There has been no apology to Maher Arar from the CIA or the rest of our government. Indeed, as Sen. Patrick Leahy, D-Vt., said in a Sept. 26 letter to Attorney General Alberto Gonzales: “Public reports indicate that the United States ‘refused to cooperate with the (Canadian) commission'” conducting the investigation on Canada's turning Arar over to the CIA.
And then - in a statement that should shame this country around the world - our chief law-enforcement officer, Gonzales, actually said, when asked at a press conference if the Department of Justice owes an apology to Arar:
“We were not responsible for (Mr. Arar's) removal to Syria. I'm not aware that he was tortured, and I haven't read the commission report ... He was initially detained because his name appeared on terrorist lists, and he was deported according to our (immigration) laws.” (By the way, Arar is now banned from entering the United States. Why?)
Gonzales wasn't aware that Arar was tortured? The story, in detail, was in mainstream American newspapers, as well as in the foreign press. Also, in a new, fully documented and footnoted book, Arar's “terrible injustice” appears, along with those suffered by other victims of CIA renditions.” The book, which I particularly recommend to the attorney general and CIA director Hayden, is “Ghost Plane: The True Story of the CIA Torture Program” (St. Martin's Press) by Stephen Grey, who has reported for The New York Times, CNN, CBS' Minutes,” the BBC, et al.
The plane that took Arar to his Syrian cell, Grey notes, was a CIA-hired chartered jet, among others the CIA has used for its “renditions.”
On Oct. 31, a tiny New York Times item reported that Secretary of State Condoleezza Rice, answering an official Canadian protest on our treatment of Arar, pledged that any future taking of Canadians against their will by the United States to a third country will be preceded by our consultation with the Canadian government.
The news story ended: “Ms. Rice did not address a request that the United States acknowledge ‘inappropriate conduct.'” Of course, there was no apology to Arar from her.

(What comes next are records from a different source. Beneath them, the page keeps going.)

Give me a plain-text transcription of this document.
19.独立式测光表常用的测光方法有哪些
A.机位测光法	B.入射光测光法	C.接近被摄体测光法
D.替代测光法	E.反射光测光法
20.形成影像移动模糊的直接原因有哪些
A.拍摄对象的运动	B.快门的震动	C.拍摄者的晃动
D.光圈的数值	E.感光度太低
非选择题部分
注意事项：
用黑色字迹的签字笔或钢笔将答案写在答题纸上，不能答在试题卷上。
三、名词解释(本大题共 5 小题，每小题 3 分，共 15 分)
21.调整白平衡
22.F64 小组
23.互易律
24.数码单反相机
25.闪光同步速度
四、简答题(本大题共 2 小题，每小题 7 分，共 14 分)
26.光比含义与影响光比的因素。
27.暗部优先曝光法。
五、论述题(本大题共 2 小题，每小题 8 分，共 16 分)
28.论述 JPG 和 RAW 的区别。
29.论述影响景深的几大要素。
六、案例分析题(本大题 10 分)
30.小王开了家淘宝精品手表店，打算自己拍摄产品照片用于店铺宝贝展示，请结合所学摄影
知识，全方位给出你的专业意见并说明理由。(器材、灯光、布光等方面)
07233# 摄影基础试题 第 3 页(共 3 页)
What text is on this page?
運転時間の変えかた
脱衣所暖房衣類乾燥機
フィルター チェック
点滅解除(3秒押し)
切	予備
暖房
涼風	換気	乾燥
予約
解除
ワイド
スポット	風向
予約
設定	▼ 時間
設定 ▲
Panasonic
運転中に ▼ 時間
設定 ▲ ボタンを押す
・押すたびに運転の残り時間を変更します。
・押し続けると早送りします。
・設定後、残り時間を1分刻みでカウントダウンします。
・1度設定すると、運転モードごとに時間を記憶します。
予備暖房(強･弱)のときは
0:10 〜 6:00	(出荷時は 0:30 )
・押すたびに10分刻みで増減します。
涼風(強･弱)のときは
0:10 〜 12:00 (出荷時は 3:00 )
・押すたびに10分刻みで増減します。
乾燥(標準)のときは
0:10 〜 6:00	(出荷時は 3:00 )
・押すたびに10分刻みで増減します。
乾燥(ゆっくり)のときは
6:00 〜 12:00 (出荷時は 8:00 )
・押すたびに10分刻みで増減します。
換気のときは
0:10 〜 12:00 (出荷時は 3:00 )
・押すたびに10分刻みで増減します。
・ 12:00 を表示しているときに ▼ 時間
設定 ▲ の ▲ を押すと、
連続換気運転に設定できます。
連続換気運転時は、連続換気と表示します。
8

Is there any wonder why - among citizens of countries who are U.S. allies - our leaders are regarded as hypocrites when they preach democracy and such American values as the rule of law?
Nat Hentoff is a nationally renowned authority on the First Amendment and the Bill of Rights and author of many books, including “The War on the Bill of Rights and the Gathering Resistance” (Seven Stories Press, 2003).